Men on high doses of vitamin B6 and B12 supplements run a higher risk of lung cancer, and the association is strongest among current smokers, a study published yesterday revealed.
The study uncovered a 30 per cent to 40 per cent increased risk of lung cancer among men taking these vitamins from individual supplements, not from multivitamins or diet alone. The effect, however, seemed to be due to current smokers who far exceeded the recommended daily amounts of the vitamins, according to study author, Theodore Brasky, an epidemiologist in the division of cancer prevention and control at the Ohio State University College of Medicine.
"I think these results point to a synergism" between high-dose B vitamins, smoking and lung cancer risk among men, Brasky said, CNN reported.

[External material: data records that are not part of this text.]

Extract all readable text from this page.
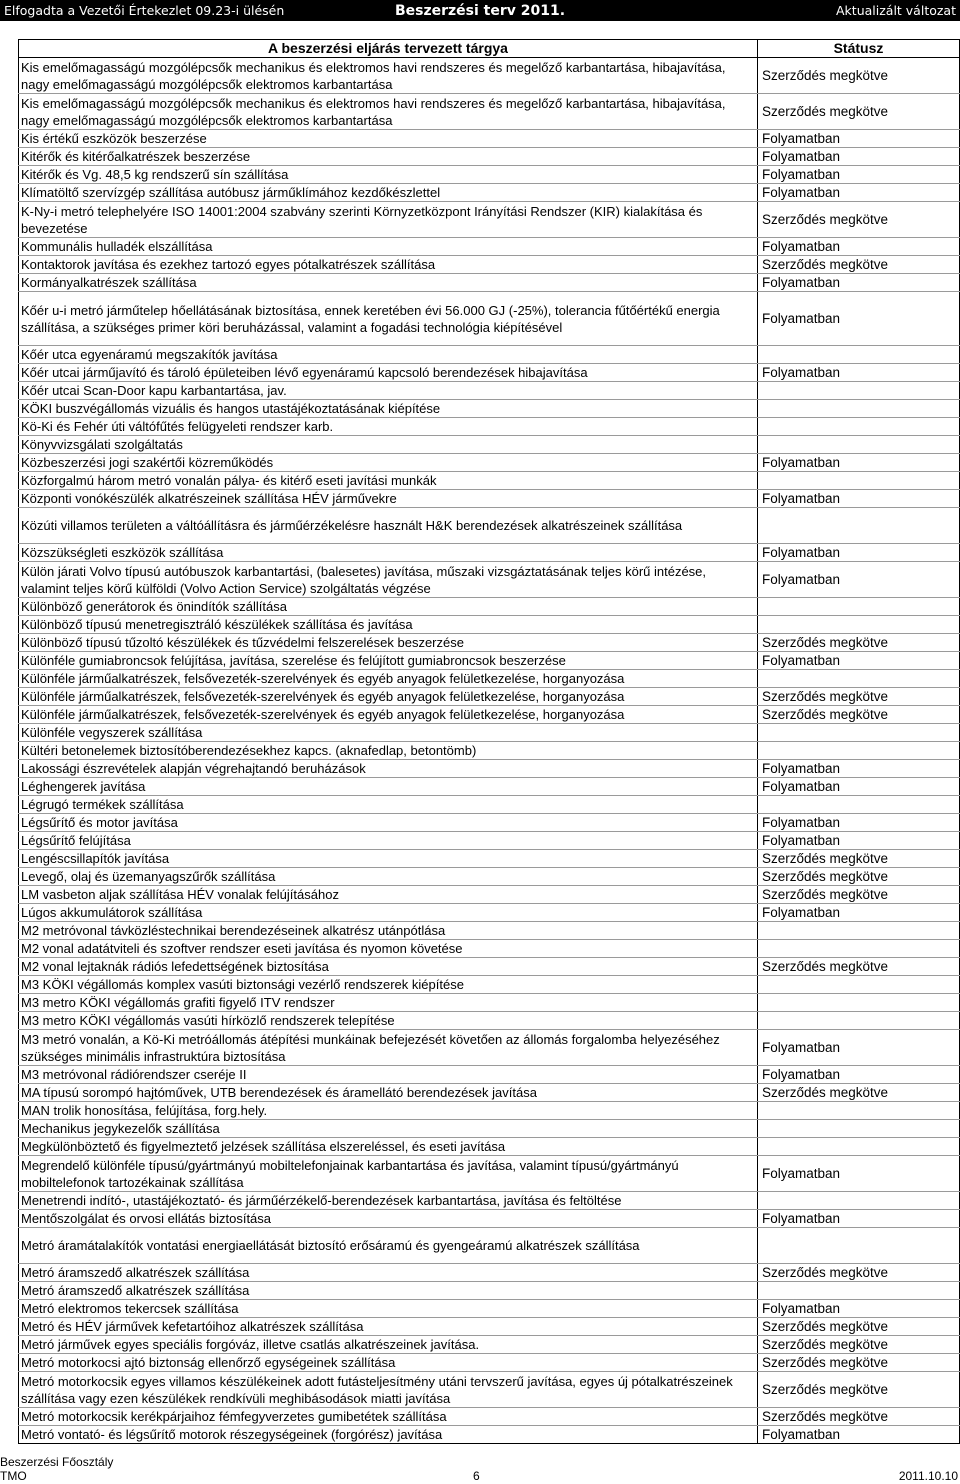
Elfogadta a Vezetői Értekezlet 09.23-i ülésén	Beszerzési terv 2011.	Aktualizált változat
A beszerzési eljárás tervezett tárgya	Státusz
Kis emelőmagasságú mozgólépcsők mechanikus és elektromos havi rendszeres és megelőző karbantartása, hibajavítása, nagy emelőmagasságú mozgólépcsők elektromos karbantartása	Szerződés megkötve
Kis emelőmagasságú mozgólépcsők mechanikus és elektromos havi rendszeres és megelőző karbantartása, hibajavítása, nagy emelőmagasságú mozgólépcsők elektromos karbantartása	Szerződés megkötve
Kis értékű eszközök beszerzése	Folyamatban
Kitérők és kitérőalkatrészek beszerzése	Folyamatban
Kitérők és Vg. 48,5 kg rendszerű sín szállítása	Folyamatban
Klímatöltő szervízgép szállítása autóbusz járműklímához kezdőkészlettel	Folyamatban
K-Ny-i metró telephelyére ISO 14001:2004 szabvány szerinti Környzetközpont Irányítási Rendszer (KIR) kialakítása és bevezetése	Szerződés megkötve
Kommunális hulladék elszállítása	Folyamatban
Kontaktorok javítása és ezekhez tartozó egyes pótalkatrészek szállítása	Szerződés megkötve
Kormányalkatrészek szállítása	Folyamatban
Kőér u-i metró járműtelep hőellátásának biztosítása, ennek keretében évi 56.000 GJ (-25%), tolerancia fűtőértékű energia szállítása, a szükséges primer köri beruházással, valamint a fogadási technológia kiépítésével	Folyamatban
Kőér utca egyenáramú megszakítók javítása	
Kőér utcai járműjavító és tároló épületeiben lévő egyenáramú kapcsoló berendezések hibajavítása	Folyamatban
Kőér utcai Scan-Door kapu karbantartása, jav.	
KÖKI buszvégállomás vizuális és hangos utastájékoztatásának kiépítése	
Kö-Ki és Fehér úti váltófűtés felügyeleti rendszer karb.	
Könyvvizsgálati szolgáltatás	
Közbeszerzési jogi szakértői közreműködés	Folyamatban
Közforgalmú három metró vonalán pálya- és kitérő eseti javítási munkák	
Központi vonókészülék alkatrészeinek szállítása HÉV járművekre	Folyamatban
Közúti villamos területen a váltóállításra és járműérzékelésre használt H&K berendezések alkatrészeinek szállítása	
Közszükségleti eszközök szállítása	Folyamatban
Külön járati Volvo típusú autóbuszok karbantartási, (balesetes) javítása, műszaki vizsgáztatásának teljes körű intézése, valamint teljes körű külföldi (Volvo Action Service) szolgáltatás végzése	Folyamatban
Különböző generátorok és önindítók szállítása	
Különböző típusú menetregisztráló készülékek szállítása és javítása	
Különböző típusú tűzoltó készülékek és tűzvédelmi felszerelések beszerzése	Szerződés megkötve
Különféle gumiabroncsok felújítása, javítása, szerelése és felújított gumiabroncsok beszerzése	Folyamatban
Különféle járműalkatrészek, felsővezeték-szerelvények és egyéb anyagok felületkezelése, horganyozása	
Különféle járműalkatrészek, felsővezeték-szerelvények és egyéb anyagok felületkezelése, horganyozása	Szerződés megkötve
Különféle járműalkatrészek, felsővezeték-szerelvények és egyéb anyagok felületkezelése, horganyozása	Szerződés megkötve
Különféle vegyszerek szállítása	
Kültéri betonelemek biztosítóberendezésekhez kapcs. (aknafedlap, betontömb)	
Lakossági észrevételek alapján végrehajtandó beruházások	Folyamatban
Léghengerek javítása	Folyamatban
Légrugó termékek szállítása	
Légsűrítő és motor javítása	Folyamatban
Légsűrítő felújítása	Folyamatban
Lengéscsillapítók javítása	Szerződés megkötve
Levegő, olaj és üzemanyagszűrők szállítása	Szerződés megkötve
LM vasbeton aljak szállítása HÉV vonalak felújításához	Szerződés megkötve
Lúgos akkumulátorok szállítása	Folyamatban
M2 metróvonal távközléstechnikai berendezéseinek alkatrész utánpótlása	
M2 vonal adatátviteli és szoftver rendszer eseti javítása és nyomon követése	
M2 vonal lejtaknák rádiós lefedettségének biztosítása	Szerződés megkötve
M3 KÖKI végállomás komplex vasúti biztonsági vezérlő rendszerek kiépítése	
M3 metro KÖKI végállomás grafiti figyelő ITV rendszer	
M3 metro KÖKI végállomás vasúti hírközlő rendszerek telepítése	
M3 metró vonalán, a Kö-Ki metróállomás átépítési munkáinak befejezését követően az állomás forgalomba helyezéséhez szükséges minimális infrastruktúra biztosítása	Folyamatban
M3 metróvonal rádiórendszer cseréje II	Folyamatban
MA típusú sorompó hajtóművek, UTB berendezések és áramellátó berendezések javítása	Szerződés megkötve
MAN trolik honosítása, felújítása, forg.hely.	
Mechanikus jegykezelők szállítása	
Megkülönböztető és figyelmeztető jelzések szállítása elszereléssel, és eseti javítása	
Megrendelő különféle típusú/gyártmányú mobiltelefonjainak karbantartása és javítása, valamint típusú/gyártmányú mobiltelefonok tartozékainak szállítása	Folyamatban
Menetrendi indító-, utastájékoztató- és járműérzékelő-berendezések karbantartása, javítása és feltöltése	
Mentőszolgálat és orvosi ellátás biztosítása	Folyamatban
Metró áramátalakítók vontatási energiaellátását biztosító erősáramú és gyengeáramú alkatrészek szállítása	
Metró áramszedő alkatrészek szállítása	Szerződés megkötve
Metró áramszedő alkatrészek szállítása	
Metró elektromos tekercsek szállítása	Folyamatban
Metró és HÉV járművek kefetartóihoz alkatrészek szállítása	Szerződés megkötve
Metró járművek egyes speciális forgóváz, illetve csatlás alkatrészeinek javítása.	Szerződés megkötve
Metró motorkocsi ajtó biztonság ellenőrző egységeinek szállítása	Szerződés megkötve
Metró motorkocsik egyes villamos készülékeinek adott futásteljesítmény utáni tervszerű javítása, egyes új pótalkatrészeinek szállítása vagy ezen készülékek rendkívüli meghibásodások miatti javítása	Szerződés megkötve
Metró motorkocsik kerékpárjaihoz fémfegyverzetes gumibetétek szállítása	Szerződés megkötve
Metró vontató- és légsűrítő motorok részegységeinek (forgórész) javítása	Folyamatban
Beszerzési Főosztály
TMO	6	2011.10.10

Current male smokers who take the highest amounts of vitamin B6 run three times the risk of lung cancer over six years, as against those who did not take supplements. The risk nearly quadrupled for vitamin B12. These levels were over 11 times the recommended daily amount of B6 and 23 times that of B12.
"If you look at B-vitamin supplement bottles ... they are anywhere between 50-fold the US recommended dietary allowance (to) upward of 2,100-fold," Brasky said. B12 injections have also become "in vogue" in recent years, he said.
''This sets all of these other influencing factors as equal, so we are left with a less confounded effect of long-term B6 and B12 super-supplementation,'' Brasky said in a press release. ''Our data show that taking high doses of B6 and B12 over a very long period of time could contribute to lung cancer incidence in male smokers. This is certainly a concern worthy of further evaluation.''
Vitamins B6 and B12 have been touted for their potential to accelerate metabolism and increase energy, and there has also been speculation of the vitamins reducing cancer risk.